Jia Xinglong, Zhang Jingdan, Pan Lulu, He Jingliang, Zhu Mingrui, Zhao Lei, Zhang Xingyu, Zhao Wensi, Xie Dong, Shen Xiaoyan, Liu Bin, Tan Minjia
School of Pharmacy, Fudan University, Shanghai, China.
State Key Laboratory of Drug Research, Shanghai Institute of Materia Medica, Chinese Academy of Sciences, Shanghai, China.
Cell Death Discov. 2025 Aug 25;11(1):404. doi: 10.1038/s41420-025-02677-5.
PF-3758309, a pyrrolopyrimidine-based inhibitor of p21-activated kinase 4 (PAK4), has demonstrated preclinical anti-tumor activity. However, due to poor pharmacokinetics and off-target effects, it has not advanced to clinical use. In this study, we conducted a comprehensive multi-omics analysis, including proteomics, transcriptomics, and ubiquitinomics, to investigate the mechanism of PF-3758309 in HCT116 cells. Our results revealed that PF-3758309 promotes the degradation of RNA polymerase II subunit proteins (POLR2A/B/E) via the cullin-RING ligase pathway. This process is mediated by the E3 ubiquitin ligase DNA damage-binding protein 2 (DDB2), and is independent of PAK4. Furthermore, the small-molecule inhibitor MLN4924, which blocks NEDD8-activating enzyme, reversed the degradation of POLR2A/B/E, supporting the role of ubiquitin-proteasome pathways in this process. Functional assays confirmed that PF-3758309 inhibits tumor cell growth and migration by promoting ubiquitination-dependent degradation of POLR2A/B/E. These findings uncover a previously unrecognized mechanism of PF-3758309's anti-tumor activity and provide a basis for further investigation into its therapeutic potential.

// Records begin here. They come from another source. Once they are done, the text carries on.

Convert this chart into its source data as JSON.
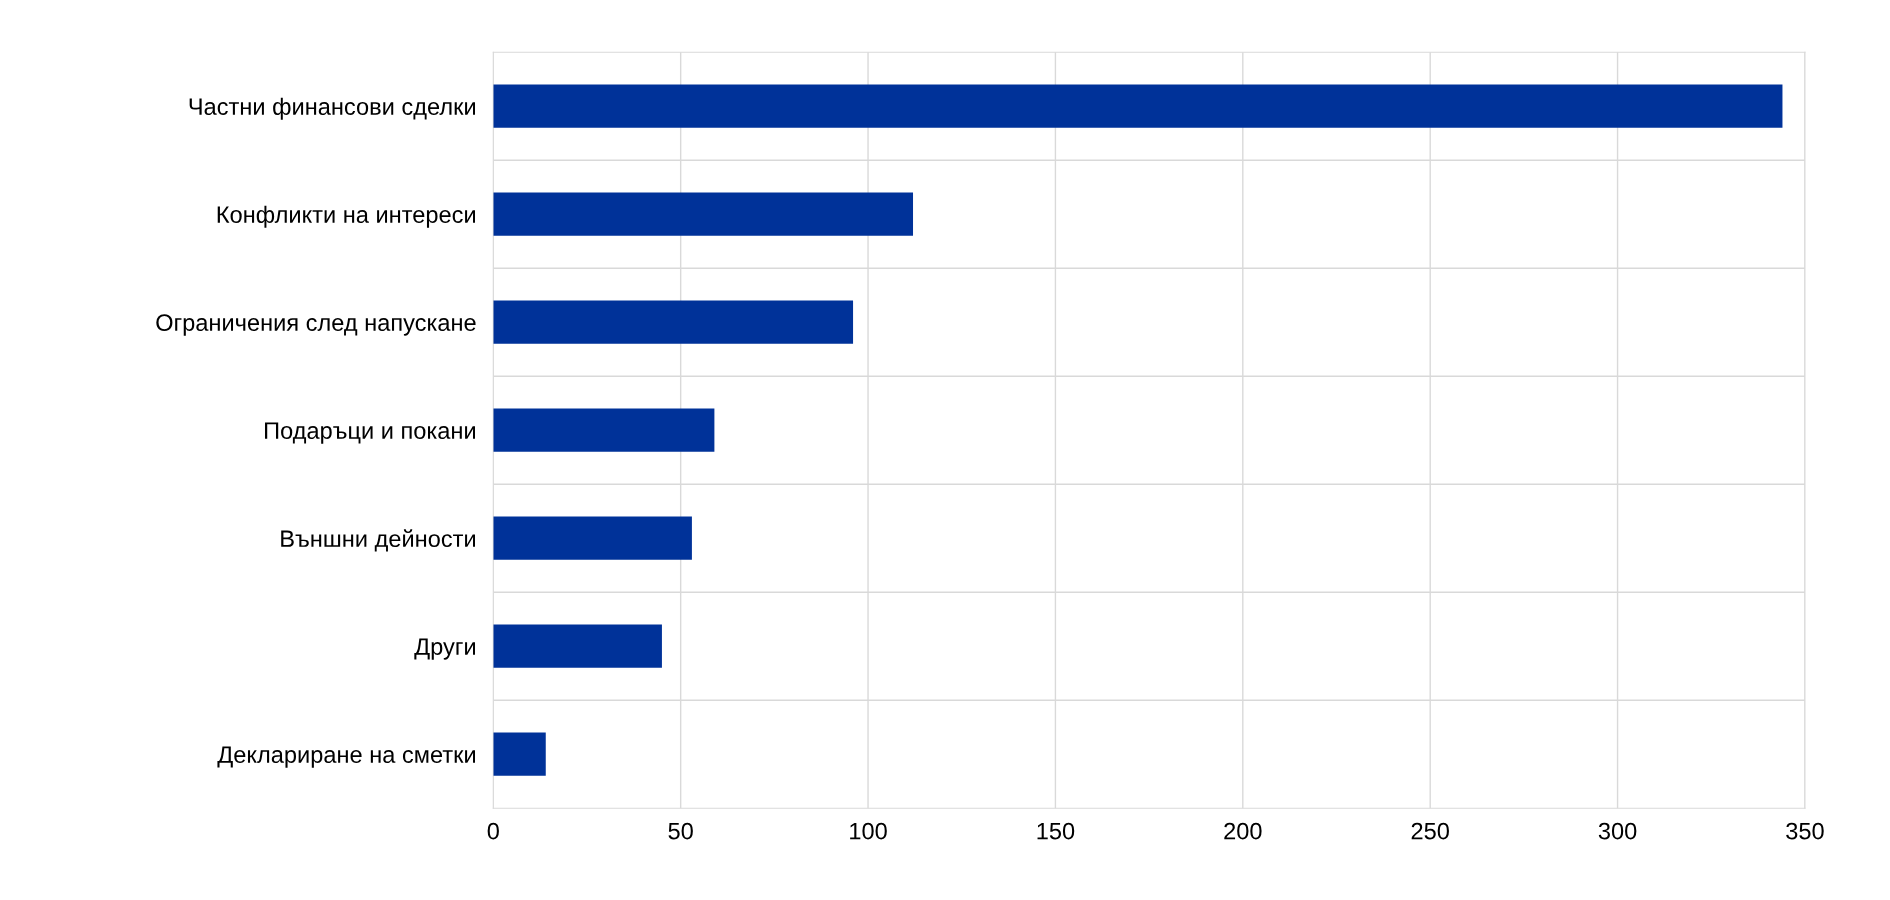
{
  "chart_data": {
    "type": "bar",
    "orientation": "horizontal",
    "categories": [
      "Частни финансови сделки",
      "Конфликти на интереси",
      "Ограничения след напускане",
      "Подаръци и покани",
      "Външни дейности",
      "Други",
      "Деклариране на сметки"
    ],
    "values": [
      344,
      112,
      96,
      59,
      53,
      45,
      14
    ],
    "color": "#003299",
    "xlim": [
      0,
      350
    ],
    "xticks": [
      0,
      50,
      100,
      150,
      200,
      250,
      300,
      350
    ],
    "grid": true,
    "legend": false
  }
}
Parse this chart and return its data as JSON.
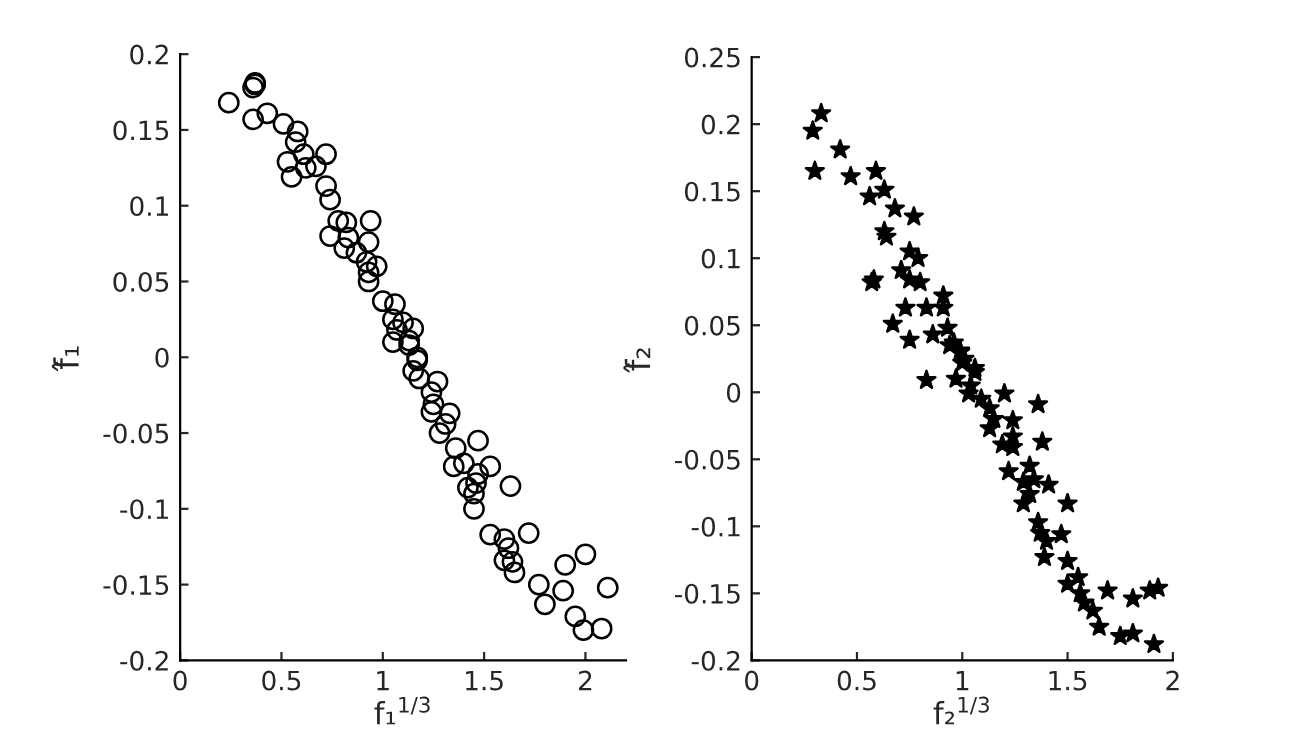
{
  "chart_data": [
    {
      "type": "scatter",
      "xlabel": "f₁$^{1/3}$",
      "ylabel": "f̂₁",
      "marker": "circle",
      "grid": false,
      "legend": false,
      "xlim": [
        0,
        2.2
      ],
      "ylim": [
        -0.2,
        0.2
      ],
      "xticks": [
        0,
        0.5,
        1,
        1.5,
        2
      ],
      "yticks": [
        {
          "value": -0.2,
          "label": "-0.2"
        },
        {
          "value": -0.15,
          "label": "-0.15"
        },
        {
          "value": -0.1,
          "label": "-0.1"
        },
        {
          "value": -0.05,
          "label": "-0.05"
        },
        0,
        0.05,
        0.1,
        0.15,
        0.2
      ],
      "series": [
        {
          "color": "#000000",
          "x": [
            0.36,
            0.37,
            0.37,
            0.24,
            0.36,
            0.43,
            0.51,
            0.58,
            0.57,
            0.61,
            0.53,
            0.72,
            0.67,
            0.62,
            0.55,
            0.72,
            0.74,
            0.78,
            0.82,
            0.94,
            0.74,
            0.83,
            0.93,
            0.81,
            0.87,
            0.92,
            0.97,
            0.93,
            0.93,
            1.0,
            1.06,
            1.05,
            1.1,
            1.15,
            1.07,
            1.13,
            1.05,
            1.17,
            1.13,
            1.17,
            1.15,
            1.18,
            1.27,
            1.24,
            1.25,
            1.24,
            1.33,
            1.31,
            1.28,
            1.36,
            1.47,
            1.4,
            1.35,
            1.53,
            1.47,
            1.46,
            1.42,
            1.63,
            1.45,
            1.45,
            1.53,
            1.72,
            1.6,
            1.62,
            1.6,
            1.64,
            1.65,
            1.77,
            1.9,
            2.0,
            1.89,
            1.8,
            2.11,
            1.95,
            1.99,
            2.08
          ],
          "values": [
            0.178,
            0.18,
            0.181,
            0.168,
            0.157,
            0.161,
            0.154,
            0.149,
            0.142,
            0.134,
            0.129,
            0.134,
            0.126,
            0.125,
            0.119,
            0.113,
            0.104,
            0.09,
            0.089,
            0.09,
            0.08,
            0.079,
            0.076,
            0.072,
            0.069,
            0.063,
            0.06,
            0.056,
            0.05,
            0.037,
            0.035,
            0.025,
            0.023,
            0.019,
            0.018,
            0.011,
            0.01,
            0.0,
            0.008,
            -0.002,
            -0.009,
            -0.014,
            -0.016,
            -0.023,
            -0.031,
            -0.036,
            -0.037,
            -0.044,
            -0.05,
            -0.06,
            -0.055,
            -0.07,
            -0.072,
            -0.072,
            -0.077,
            -0.083,
            -0.086,
            -0.085,
            -0.09,
            -0.1,
            -0.117,
            -0.116,
            -0.12,
            -0.126,
            -0.134,
            -0.135,
            -0.142,
            -0.15,
            -0.137,
            -0.13,
            -0.154,
            -0.163,
            -0.152,
            -0.171,
            -0.18,
            -0.179
          ]
        }
      ]
    },
    {
      "type": "scatter",
      "xlabel": "f₂$^{1/3}$",
      "ylabel": "f̂₂",
      "marker": "star",
      "grid": false,
      "legend": false,
      "xlim": [
        0,
        2
      ],
      "ylim": [
        -0.2,
        0.25
      ],
      "xticks": [
        0,
        0.5,
        1,
        1.5,
        2
      ],
      "yticks": [
        {
          "value": -0.2,
          "label": "-0.2"
        },
        {
          "value": -0.15,
          "label": "-0.15"
        },
        {
          "value": -0.1,
          "label": "-0.1"
        },
        {
          "value": -0.05,
          "label": "-0.05"
        },
        0,
        0.05,
        0.1,
        0.15,
        0.2,
        0.25
      ],
      "series": [
        {
          "color": "#000000",
          "x": [
            0.33,
            0.29,
            0.42,
            0.3,
            0.47,
            0.59,
            0.63,
            0.56,
            0.68,
            0.77,
            0.63,
            0.64,
            0.75,
            0.79,
            0.58,
            0.57,
            0.71,
            0.75,
            0.8,
            0.91,
            0.73,
            0.83,
            0.91,
            0.67,
            0.75,
            0.86,
            0.93,
            0.96,
            0.99,
            1.01,
            1.06,
            0.94,
            0.99,
            1.0,
            1.06,
            0.83,
            0.97,
            1.04,
            1.03,
            1.09,
            1.2,
            1.36,
            1.13,
            1.15,
            1.24,
            1.13,
            1.24,
            1.19,
            1.24,
            1.38,
            1.22,
            1.32,
            1.29,
            1.34,
            1.41,
            1.32,
            1.29,
            1.5,
            1.36,
            1.37,
            1.47,
            1.4,
            1.39,
            1.5,
            1.5,
            1.55,
            1.56,
            1.58,
            1.62,
            1.69,
            1.65,
            1.75,
            1.81,
            1.81,
            1.89,
            1.93,
            1.91
          ],
          "values": [
            0.208,
            0.195,
            0.181,
            0.165,
            0.161,
            0.165,
            0.151,
            0.146,
            0.137,
            0.131,
            0.12,
            0.116,
            0.105,
            0.1,
            0.084,
            0.082,
            0.091,
            0.084,
            0.082,
            0.072,
            0.063,
            0.063,
            0.063,
            0.051,
            0.039,
            0.043,
            0.048,
            0.037,
            0.031,
            0.025,
            0.018,
            0.035,
            0.03,
            0.022,
            0.015,
            0.009,
            0.01,
            0.005,
            -0.001,
            -0.005,
            -0.001,
            -0.009,
            -0.012,
            -0.02,
            -0.021,
            -0.027,
            -0.033,
            -0.039,
            -0.041,
            -0.037,
            -0.059,
            -0.055,
            -0.067,
            -0.065,
            -0.069,
            -0.076,
            -0.083,
            -0.083,
            -0.097,
            -0.105,
            -0.106,
            -0.111,
            -0.123,
            -0.126,
            -0.143,
            -0.138,
            -0.15,
            -0.157,
            -0.163,
            -0.148,
            -0.175,
            -0.182,
            -0.18,
            -0.154,
            -0.148,
            -0.146,
            -0.188
          ]
        }
      ]
    }
  ]
}
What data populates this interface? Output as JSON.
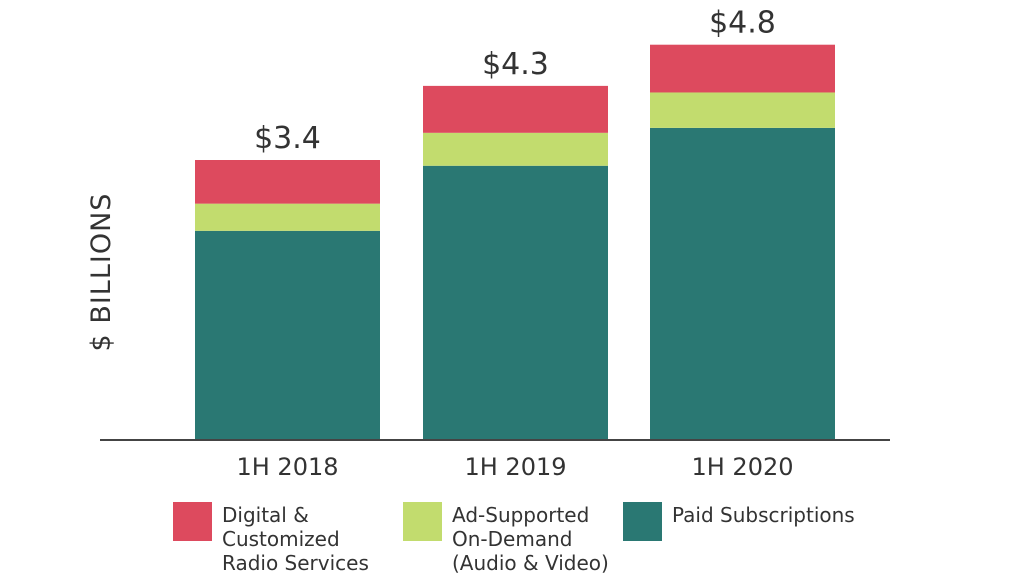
{
  "chart_data": {
    "type": "bar",
    "stacked": true,
    "title": "",
    "xlabel": "",
    "ylabel": "$ BILLIONS",
    "ylim": [
      0,
      5.3
    ],
    "grid": false,
    "categories": [
      "1H 2018",
      "1H 2019",
      "1H 2020"
    ],
    "totals": [
      "$3.4",
      "$4.3",
      "$4.8"
    ],
    "total_values": [
      3.4,
      4.3,
      4.8
    ],
    "series": [
      {
        "name": "Paid Subscriptions",
        "color": "#2a7873",
        "values": [
          2.54,
          3.33,
          3.79
        ]
      },
      {
        "name": "Ad-Supported On-Demand (Audio & Video)",
        "color": "#c2dc6e",
        "values": [
          0.33,
          0.4,
          0.43
        ]
      },
      {
        "name": "Digital & Customized Radio Services",
        "color": "#dd4a5e",
        "values": [
          0.53,
          0.57,
          0.58
        ]
      }
    ],
    "legend": {
      "placement": "bottom",
      "items": [
        {
          "lines": [
            "Digital &",
            "Customized",
            "Radio Services"
          ],
          "color": "#dd4a5e"
        },
        {
          "lines": [
            "Ad-Supported",
            "On-Demand",
            "(Audio & Video)"
          ],
          "color": "#c2dc6e"
        },
        {
          "lines": [
            "Paid Subscriptions"
          ],
          "color": "#2a7873"
        }
      ]
    }
  }
}
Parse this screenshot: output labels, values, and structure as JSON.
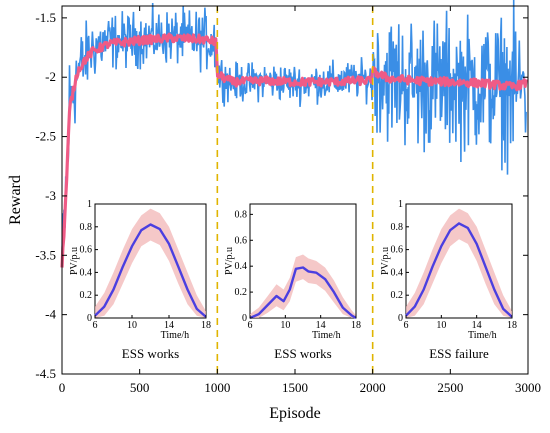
{
  "chart_data": {
    "type": "line",
    "xlabel": "Episode",
    "ylabel": "Reward",
    "xlim": [
      0,
      3000
    ],
    "ylim": [
      -4.5,
      -1.4
    ],
    "xticks": [
      0,
      500,
      1000,
      1500,
      2000,
      2500,
      3000
    ],
    "yticks": [
      -1.5,
      -2,
      -2.5,
      -3,
      -3.5,
      -4,
      -4.5
    ],
    "grid": false,
    "colors": {
      "raw": "#3a8ee6",
      "smoothed": "#ef5b86",
      "divider": "#e0b400",
      "inset_curve": "#4b3fe0",
      "inset_band": "#f2b6b6"
    },
    "series": [
      {
        "role": "raw",
        "x": [
          0,
          25,
          50,
          100,
          150,
          200,
          300,
          500,
          700,
          900,
          990,
          1000,
          1100,
          1300,
          1500,
          1700,
          1900,
          1990,
          2000,
          2100,
          2300,
          2500,
          2700,
          2900,
          2990
        ],
        "mean": [
          -3.6,
          -3.0,
          -2.2,
          -1.95,
          -1.85,
          -1.75,
          -1.7,
          -1.68,
          -1.66,
          -1.68,
          -1.7,
          -1.97,
          -2.05,
          -2.03,
          -2.05,
          -2.04,
          -2.02,
          -2.03,
          -1.95,
          -2.0,
          -2.05,
          -2.05,
          -2.07,
          -2.1,
          -2.05
        ],
        "spread": [
          0.3,
          0.45,
          0.4,
          0.25,
          0.22,
          0.2,
          0.18,
          0.17,
          0.17,
          0.18,
          0.2,
          0.14,
          0.12,
          0.12,
          0.12,
          0.12,
          0.12,
          0.12,
          0.35,
          0.4,
          0.42,
          0.42,
          0.42,
          0.45,
          0.42
        ]
      },
      {
        "role": "smoothed",
        "x": [
          0,
          25,
          50,
          100,
          150,
          200,
          300,
          500,
          700,
          900,
          990,
          1000,
          1100,
          1300,
          1500,
          1700,
          1900,
          1990,
          2000,
          2100,
          2300,
          2500,
          2700,
          2900,
          2990
        ],
        "y": [
          -3.6,
          -3.0,
          -2.25,
          -1.95,
          -1.85,
          -1.78,
          -1.72,
          -1.69,
          -1.67,
          -1.68,
          -1.7,
          -1.98,
          -2.04,
          -2.03,
          -2.04,
          -2.04,
          -2.03,
          -2.03,
          -1.95,
          -2.01,
          -2.03,
          -2.04,
          -2.05,
          -2.08,
          -2.05
        ]
      }
    ],
    "dividers_x": [
      1000,
      2000
    ],
    "insets": [
      {
        "caption": "ESS works",
        "xlabel": "Time/h",
        "ylabel": "PV/p.u",
        "xticks": [
          "6",
          "10",
          "14",
          "18"
        ],
        "yticks": [
          "0",
          "0.2",
          "0.4",
          "0.6",
          "0.8",
          "1"
        ],
        "x": [
          6,
          7,
          8,
          9,
          10,
          11,
          12,
          13,
          14,
          15,
          16,
          17,
          18
        ],
        "y": [
          0.02,
          0.1,
          0.25,
          0.45,
          0.63,
          0.77,
          0.82,
          0.78,
          0.65,
          0.45,
          0.25,
          0.08,
          0.01
        ],
        "band_low": [
          0.0,
          0.02,
          0.12,
          0.3,
          0.48,
          0.63,
          0.68,
          0.64,
          0.5,
          0.3,
          0.12,
          0.02,
          0.0
        ],
        "band_high": [
          0.1,
          0.22,
          0.4,
          0.6,
          0.78,
          0.9,
          0.96,
          0.92,
          0.8,
          0.6,
          0.4,
          0.2,
          0.06
        ]
      },
      {
        "caption": "ESS works",
        "xlabel": "Time/h",
        "ylabel": "PV/p.u",
        "xticks": [
          "6",
          "10",
          "14",
          "18"
        ],
        "yticks": [
          "0",
          "0.2",
          "0.4",
          "0.6",
          "0.8"
        ],
        "x": [
          6,
          7,
          8,
          9,
          9.8,
          10.5,
          11.2,
          12,
          12.6,
          13.5,
          14.5,
          15.5,
          16.5,
          17.5,
          18
        ],
        "y": [
          0.0,
          0.03,
          0.1,
          0.17,
          0.13,
          0.22,
          0.38,
          0.39,
          0.36,
          0.35,
          0.3,
          0.2,
          0.08,
          0.02,
          0.0
        ],
        "band_low": [
          0.0,
          0.0,
          0.04,
          0.09,
          0.06,
          0.13,
          0.28,
          0.3,
          0.27,
          0.26,
          0.21,
          0.12,
          0.03,
          0.0,
          0.0
        ],
        "band_high": [
          0.03,
          0.08,
          0.17,
          0.26,
          0.22,
          0.31,
          0.47,
          0.49,
          0.46,
          0.44,
          0.39,
          0.29,
          0.16,
          0.06,
          0.02
        ]
      },
      {
        "caption": "ESS failure",
        "xlabel": "Time/h",
        "ylabel": "PV/p.u",
        "xticks": [
          "6",
          "10",
          "14",
          "18"
        ],
        "yticks": [
          "0",
          "0.2",
          "0.4",
          "0.6",
          "0.8",
          "1"
        ],
        "x": [
          6,
          7,
          8,
          9,
          10,
          11,
          12,
          13,
          14,
          15,
          16,
          17,
          18
        ],
        "y": [
          0.02,
          0.1,
          0.25,
          0.45,
          0.63,
          0.77,
          0.83,
          0.79,
          0.65,
          0.45,
          0.25,
          0.08,
          0.01
        ],
        "band_low": [
          0.0,
          0.02,
          0.12,
          0.3,
          0.48,
          0.63,
          0.69,
          0.65,
          0.5,
          0.3,
          0.12,
          0.02,
          0.0
        ],
        "band_high": [
          0.1,
          0.22,
          0.4,
          0.6,
          0.78,
          0.9,
          0.96,
          0.92,
          0.8,
          0.6,
          0.4,
          0.2,
          0.06
        ]
      }
    ]
  }
}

PF-3758309是一种基于吡咯并嘧啶的p21激活激酶4(PAK4)抑制剂,已显示出临床前抗肿瘤活性。然而,由于其药代动力学不佳和脱靶效应,它尚未进入临床应用。在本研究中,我们进行了全面的多组学分析,包括蛋白质组学、转录组学和泛素组学,以研究PF-3758309在HCT116细胞中的作用机制。我们的结果表明,PF-3758309通过cullin-RING连接酶途径促进RNA聚合酶II亚基蛋白(POLR2A/B/E)的降解。这一过程由E3泛素连接酶DNA损伤结合蛋白2(DDB2)介导,且独立于PAK4。此外,阻断NEDD8激活酶的小分子抑制剂MLN4924逆转了POLR2A/B/E的降解,支持了泛素-蛋白酶体途径在这一过程中的作用。功能试验证实,PF-3758309通过促进POLR2A/B/E的泛素化依赖性降解来抑制肿瘤细胞的生长和迁移。这些发现揭示了PF-3758309抗肿瘤活性的一种先前未被认识的机制,并为进一步研究其治疗潜力提供了基础。